Class Agnostic Instance-level Descriptor for Visual Instance Search
Qi-Ying Sun, Wan-Lei Zhao, Hui-Ying Xie, Yi-Bo Miao, Chong-Wah Ngo
TL;DR
CLAID tackles the instance search problem by building a class-agnostic, multi-granularity descriptor from self-supervised ViT features. It uses a top-down hierarchical bisecting clustering with adaptive termination and dummy-node filtering to produce about 30 region-level descriptors per image, which are then pooled via RoI pooling to form a uniform, class-agnostic feature set for image and instance retrieval. The key contributions are the hierarchical detector, the termination and dummy-node mechanisms, and extensive experiments showing strong performance on instance search and image retrieval across multiple benchmarks, with backbone-agnostic compatibility including SigLIP. This approach delivers scalable, robust instance localization under occlusion and unknown categories, enabling integrated search systems that span text-to-instance search, instance search, and image retrieval.
Abstract
Despite the great success of the deep features in content-based image retrieval, the visual instance search remains challenging due to the lack of effective instance-level feature representation.
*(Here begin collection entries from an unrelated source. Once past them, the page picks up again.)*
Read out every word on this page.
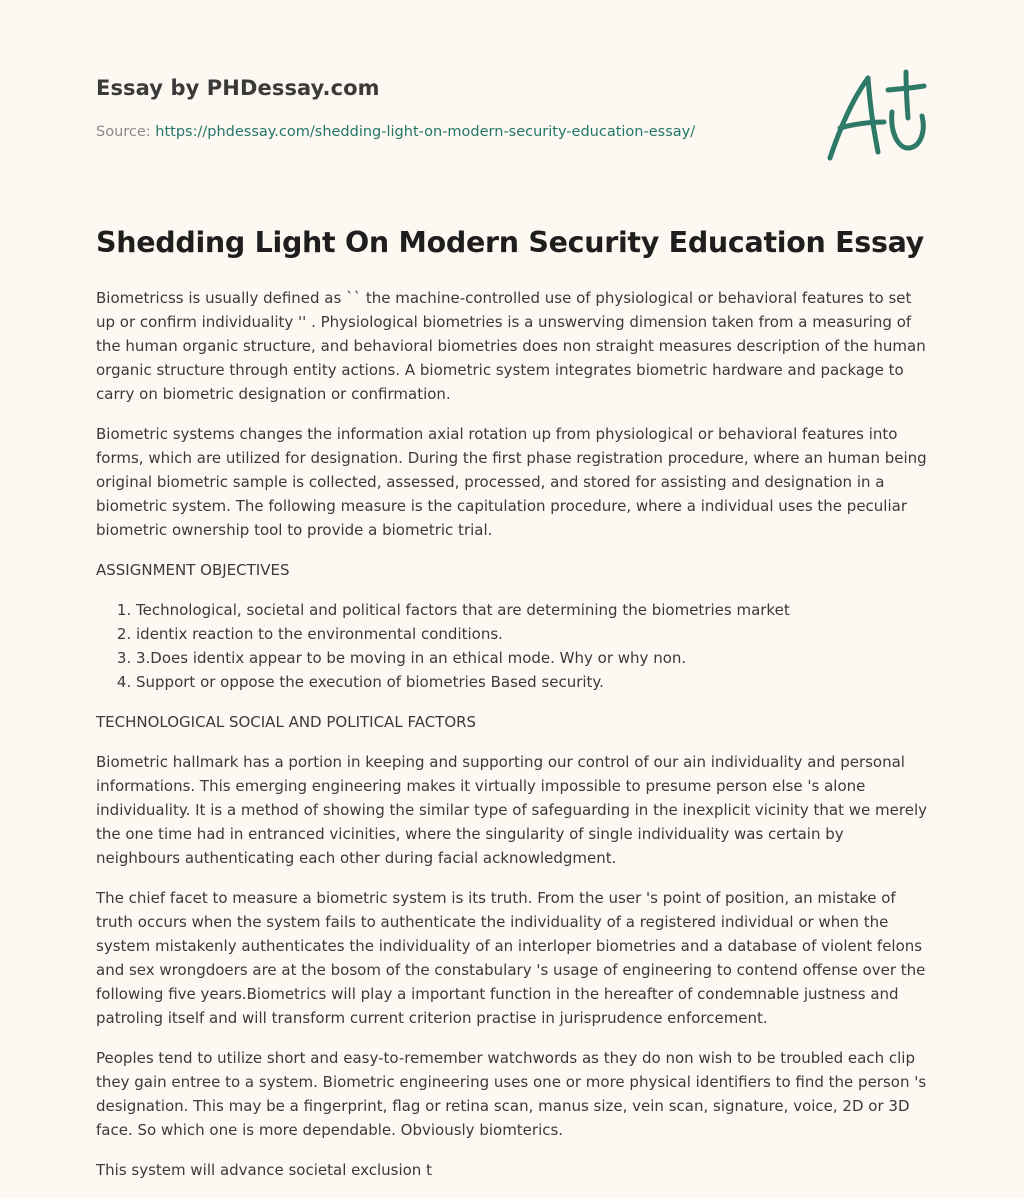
Essay by PHDessay.com

Source: https://phdessay.com/shedding-light-on-modern-security-education-essay/

Shedding Light On Modern Security Education Essay

Biometricss is usually defined as `` the machine-controlled use of physiological or behavioral features to set up or confirm individuality '' . Physiological biometries is a unswerving dimension taken from a measuring of the human organic structure, and behavioral biometries does non straight measures description of the human organic structure through entity actions. A biometric system integrates biometric hardware and package to carry on biometric designation or confirmation.

Biometric systems changes the information axial rotation up from physiological or behavioral features into forms, which are utilized for designation. During the first phase registration procedure, where an human being original biometric sample is collected, assessed, processed, and stored for assisting and designation in a biometric system. The following measure is the capitulation procedure, where a individual uses the peculiar biometric ownership tool to provide a biometric trial.

ASSIGNMENT OBJECTIVES

1. Technological, societal and political factors that are determining the biometries market
2. identix reaction to the environmental conditions.
3. 3.Does identix appear to be moving in an ethical mode. Why or why non.
4. Support or oppose the execution of biometries Based security.

TECHNOLOGICAL SOCIAL AND POLITICAL FACTORS

Biometric hallmark has a portion in keeping and supporting our control of our ain individuality and personal informations. This emerging engineering makes it virtually impossible to presume person else 's alone individuality. It is a method of showing the similar type of safeguarding in the inexplicit vicinity that we merely the one time had in entranced vicinities, where the singularity of single individuality was certain by neighbours authenticating each other during facial acknowledgment.

The chief facet to measure a biometric system is its truth. From the user 's point of position, an mistake of truth occurs when the system fails to authenticate the individuality of a registered individual or when the system mistakenly authenticates the individuality of an interloper biometries and a database of violent felons and sex wrongdoers are at the bosom of the constabulary 's usage of engineering to contend offense over the following five years.Biometrics will play a important function in the hereafter of condemnable justness and patroling itself and will transform current criterion practise in jurisprudence enforcement.

Peoples tend to utilize short and easy-to-remember watchwords as they do non wish to be troubled each clip they gain entree to a system. Biometric engineering uses one or more physical identifiers to find the person 's designation. This may be a fingerprint, flag or retina scan, manus size, vein scan, signature, voice, 2D or 3D face. So which one is more dependable. Obviously biomterics.

This system will advance societal exclusion t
Supervised or weakly supervised object detection methods are not the appropriate solutions due to their poor performance on the unknown object categories. In this paper, based on the feature set output from self-supervised ViT, the instance-level region discovery is modeled as detecting the compact feature subsets in a hierarchical fashion. The hierarchical decomposition results in a hierarchy of instance regions. On the one hand, this kind of hierarchical decomposition well addresses the problem of object embedding and occlusions, which are widely observed in real scenarios. On the other hand, the non-leaf nodes and leaf nodes on the hierarchy correspond to the instance regions in different granularities within an image. Therefore, features in uniform length are produced for these instance regions, which may cover across a dominant image region, an integral of multiple instances, or various individual instances. Such a collection of features allows us to unify the image retrieval, multi-instance search, and instance search into one framework. The empirical studies on three benchmarks show that such an instance-level descriptor remains effective on both the known and unknown object categories. Moreover, the superior performance is achieved on single-instance and multi-instance search, as well as image retrieval tasks.